Schema evolution and migrations
Databases evolve. Three months from now, you might realise you need a new field or table. Instead of deleting your database and losing accumulated data, you write a migration that transforms the existing schema.
The schema_version table tracks which migrations have been applied. Each migration increments the version number and records when it ran.
-- Migration 002: Add genre tracking
-- Check current version first
SELECT MAX(version) FROM schema_version;
-- If version is 1, run this migration
ALTER TABLE tracks ADD COLUMN primary_genre TEXT;
-- Record that migration 2 was applied
INSERT INTO schema_version (version) VALUES (2);
You won't need migrations immediately, but knowing the pattern exists prevents panic when you realise your schema needs to change. Chapter 15 covered migrations in detail. The key point: migrations let schemas evolve without data loss.
Why these design decisions matter
Every schema decision involved tradeoffs. Here's the reasoning behind each choice:
- Two tables instead of one. Separating tracks from snapshots prevents data duplication and enables efficient queries. The cost is a JOIN, but SQLite handles it efficiently with proper indexes. The benefit is storage efficiency and query simplicity.
- Denormalised artist and album names. Storing artist_name and album_name as text (rather than foreign keys to separate tables) trades storage space for query simplicity. For a personal music tracker with thousands of tracks, the redundancy is negligible and queries become much simpler (no need to JOIN artists and albums just to display track information).

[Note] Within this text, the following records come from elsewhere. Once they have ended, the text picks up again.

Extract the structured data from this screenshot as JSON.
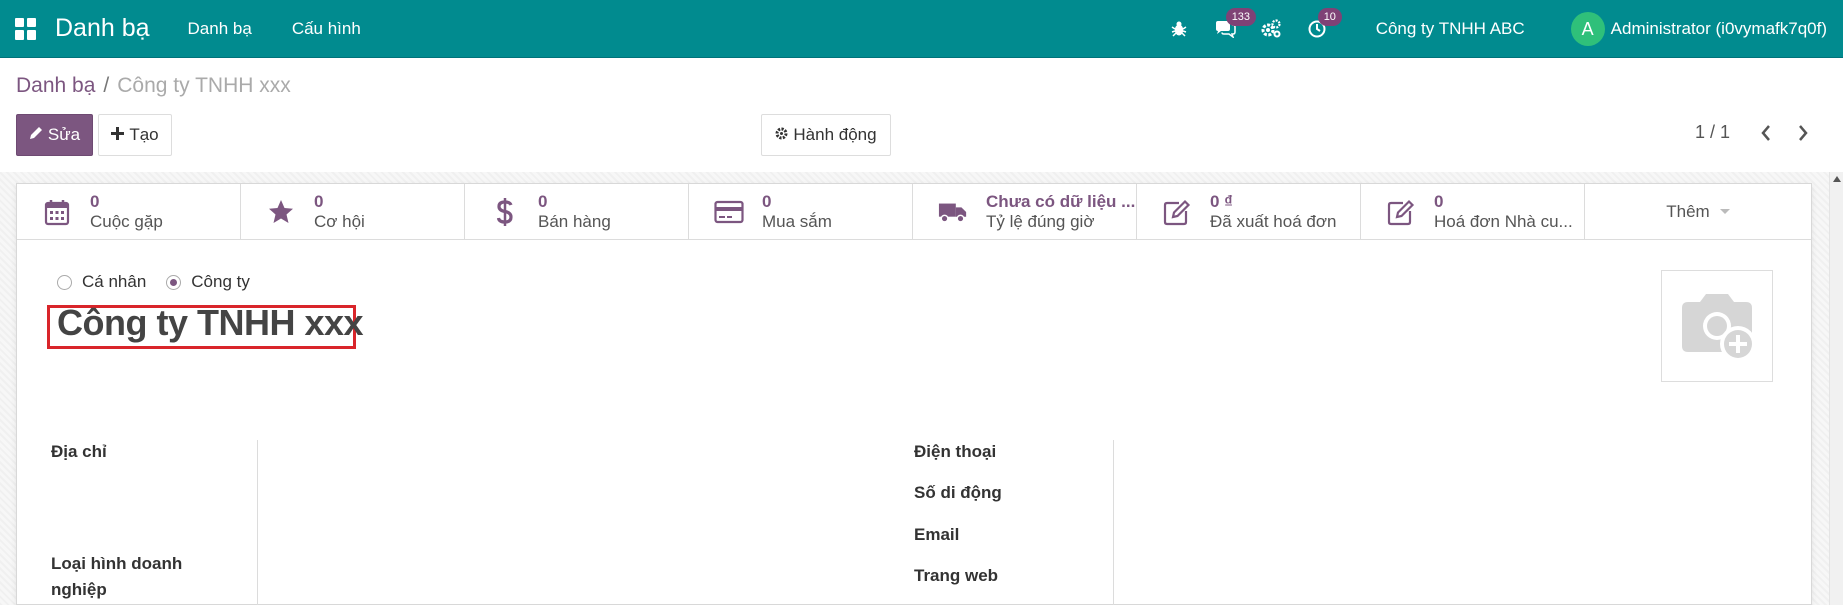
{
  "navbar": {
    "app_title": "Danh bạ",
    "menus": [
      "Danh bạ",
      "Cấu hình"
    ],
    "messages_count": "133",
    "activities_count": "10",
    "company": "Công ty TNHH ABC",
    "avatar_letter": "A",
    "user": "Administrator (i0vymafk7q0f)"
  },
  "breadcrumb": {
    "parent": "Danh bạ",
    "separator": "/",
    "current": "Công ty TNHH xxx"
  },
  "toolbar": {
    "edit_label": "Sửa",
    "create_label": "Tạo",
    "action_label": "Hành động"
  },
  "pager": {
    "value": "1 / 1"
  },
  "smart_buttons": [
    {
      "value": "0",
      "label": "Cuộc gặp",
      "icon": "calendar-icon"
    },
    {
      "value": "0",
      "label": "Cơ hội",
      "icon": "star-icon"
    },
    {
      "value": "0",
      "label": "Bán hàng",
      "icon": "dollar-icon"
    },
    {
      "value": "0",
      "label": "Mua sắm",
      "icon": "credit-card-icon"
    },
    {
      "value": "Chưa có dữ liệu ...",
      "label": "Tỷ lệ đúng giờ",
      "icon": "truck-icon"
    },
    {
      "value": "0 ₫",
      "label": "Đã xuất hoá đơn",
      "icon": "pencil-square-icon"
    },
    {
      "value": "0",
      "label": "Hoá đơn Nhà cu...",
      "icon": "pencil-square-icon"
    }
  ],
  "smart_more_label": "Thêm",
  "partner_type": {
    "options": [
      "Cá nhân",
      "Công ty"
    ],
    "selected": "Công ty"
  },
  "partner_name": "Công ty TNHH xxx",
  "fields_left": {
    "address": "Địa chỉ",
    "business_type": "Loại hình doanh nghiệp"
  },
  "fields_right": {
    "phone": "Điện thoại",
    "mobile": "Số di động",
    "email": "Email",
    "website": "Trang web"
  },
  "colors": {
    "navbar": "#018b8f",
    "primary": "#7c5680",
    "highlight": "#d9252a"
  }
}
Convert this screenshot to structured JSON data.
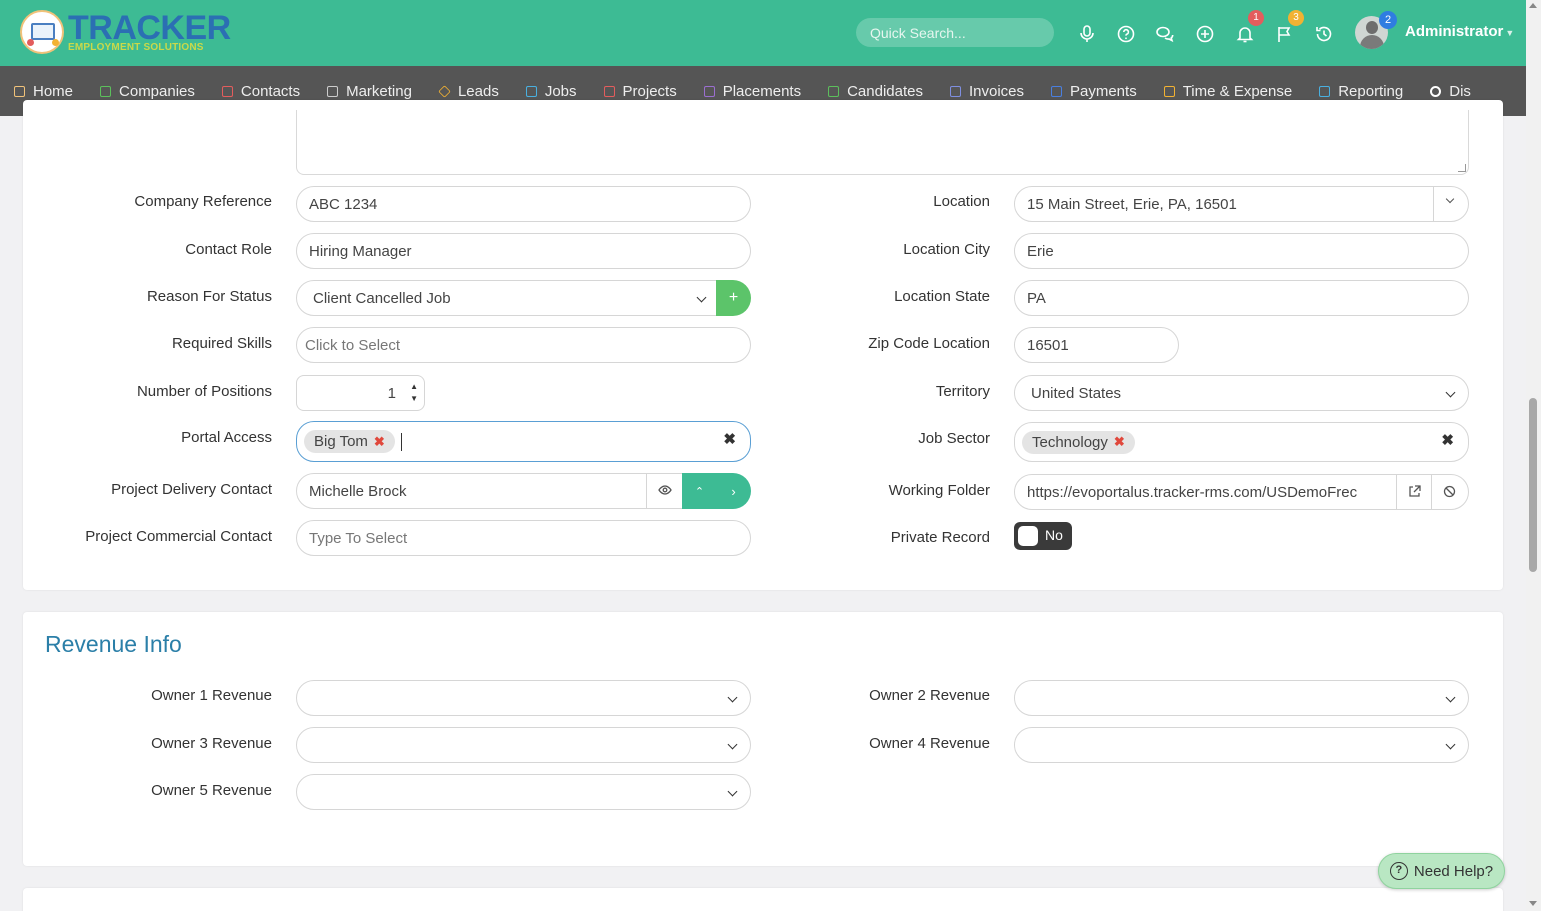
{
  "header": {
    "logo_text": "TRACKER",
    "logo_subtext": "EMPLOYMENT SOLUTIONS",
    "search_placeholder": "Quick Search...",
    "notifications_count": "1",
    "flags_count": "3",
    "avatar_badge": "2",
    "user_name": "Administrator",
    "colors": {
      "header_bg": "#3dbb94",
      "nav_bg": "#555555",
      "accent": "#3dbb94"
    }
  },
  "nav": {
    "items": [
      {
        "label": "Home",
        "icon": "home-icon",
        "color": "#f0c27a"
      },
      {
        "label": "Companies",
        "icon": "building-icon",
        "color": "#5cbf5c"
      },
      {
        "label": "Contacts",
        "icon": "contacts-icon",
        "color": "#e35d5d"
      },
      {
        "label": "Marketing",
        "icon": "broadcast-icon",
        "color": "#cccccc"
      },
      {
        "label": "Leads",
        "icon": "diamond-icon",
        "color": "#f2b233"
      },
      {
        "label": "Jobs",
        "icon": "trophy-icon",
        "color": "#4ab0e0"
      },
      {
        "label": "Projects",
        "icon": "checklist-icon",
        "color": "#e35d5d"
      },
      {
        "label": "Placements",
        "icon": "briefcase-icon",
        "color": "#9b6fd0"
      },
      {
        "label": "Candidates",
        "icon": "user-icon",
        "color": "#5cbf5c"
      },
      {
        "label": "Invoices",
        "icon": "invoice-icon",
        "color": "#7f8fe0"
      },
      {
        "label": "Payments",
        "icon": "payment-icon",
        "color": "#4a7fe0"
      },
      {
        "label": "Time & Expense",
        "icon": "clock-icon",
        "color": "#f2b233"
      },
      {
        "label": "Reporting",
        "icon": "bar-chart-icon",
        "color": "#4ab0e0"
      },
      {
        "label": "Dis",
        "icon": "search-icon",
        "color": "#ffffff"
      }
    ]
  },
  "form": {
    "company_reference": {
      "label": "Company Reference",
      "value": "ABC 1234"
    },
    "contact_role": {
      "label": "Contact Role",
      "value": "Hiring Manager"
    },
    "reason_for_status": {
      "label": "Reason For Status",
      "value": "Client Cancelled Job",
      "add_label": "+"
    },
    "required_skills": {
      "label": "Required Skills",
      "placeholder": "Click to Select"
    },
    "number_of_positions": {
      "label": "Number of Positions",
      "value": "1"
    },
    "portal_access": {
      "label": "Portal Access",
      "tag": "Big Tom"
    },
    "project_delivery_contact": {
      "label": "Project Delivery Contact",
      "value": "Michelle Brock"
    },
    "project_commercial_contact": {
      "label": "Project Commercial Contact",
      "placeholder": "Type To Select"
    },
    "location": {
      "label": "Location",
      "value": "15 Main Street, Erie, PA, 16501"
    },
    "location_city": {
      "label": "Location City",
      "value": "Erie"
    },
    "location_state": {
      "label": "Location State",
      "value": "PA"
    },
    "zip_code_location": {
      "label": "Zip Code Location",
      "value": "16501"
    },
    "territory": {
      "label": "Territory",
      "value": "United States"
    },
    "job_sector": {
      "label": "Job Sector",
      "tag": "Technology"
    },
    "working_folder": {
      "label": "Working Folder",
      "value": "https://evoportalus.tracker-rms.com/USDemoFrec"
    },
    "private_record": {
      "label": "Private Record",
      "value": "No"
    }
  },
  "revenue": {
    "title": "Revenue Info",
    "owner1_label": "Owner 1 Revenue",
    "owner2_label": "Owner 2 Revenue",
    "owner3_label": "Owner 3 Revenue",
    "owner4_label": "Owner 4 Revenue",
    "owner5_label": "Owner 5 Revenue"
  },
  "help": {
    "label": "Need Help?"
  }
}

- Composite primary key for snapshots. The combination (track_id, snapshot_date, time_range) uniquely identifies a snapshot record. This design naturally prevents duplicate snapshots and makes time-based queries efficient. An auto-increment ID would work but wouldn't add value.
- Indexes on date fields. The Music Time Machine runs time-based queries constantly (tracks from last 30 days, tracks from 90-365 days ago, monthly aggregations). Without indexes, these queries scan every row. With indexes, SQLite can jump directly to relevant date ranges instead of doing a full table scan.
Professional database design is about understanding your access patterns and optimising for them. The Music Time Machine queries snapshots by date constantly, so date indexes are critical. It rarely queries by artist name, so that index is optional (but included for completeness).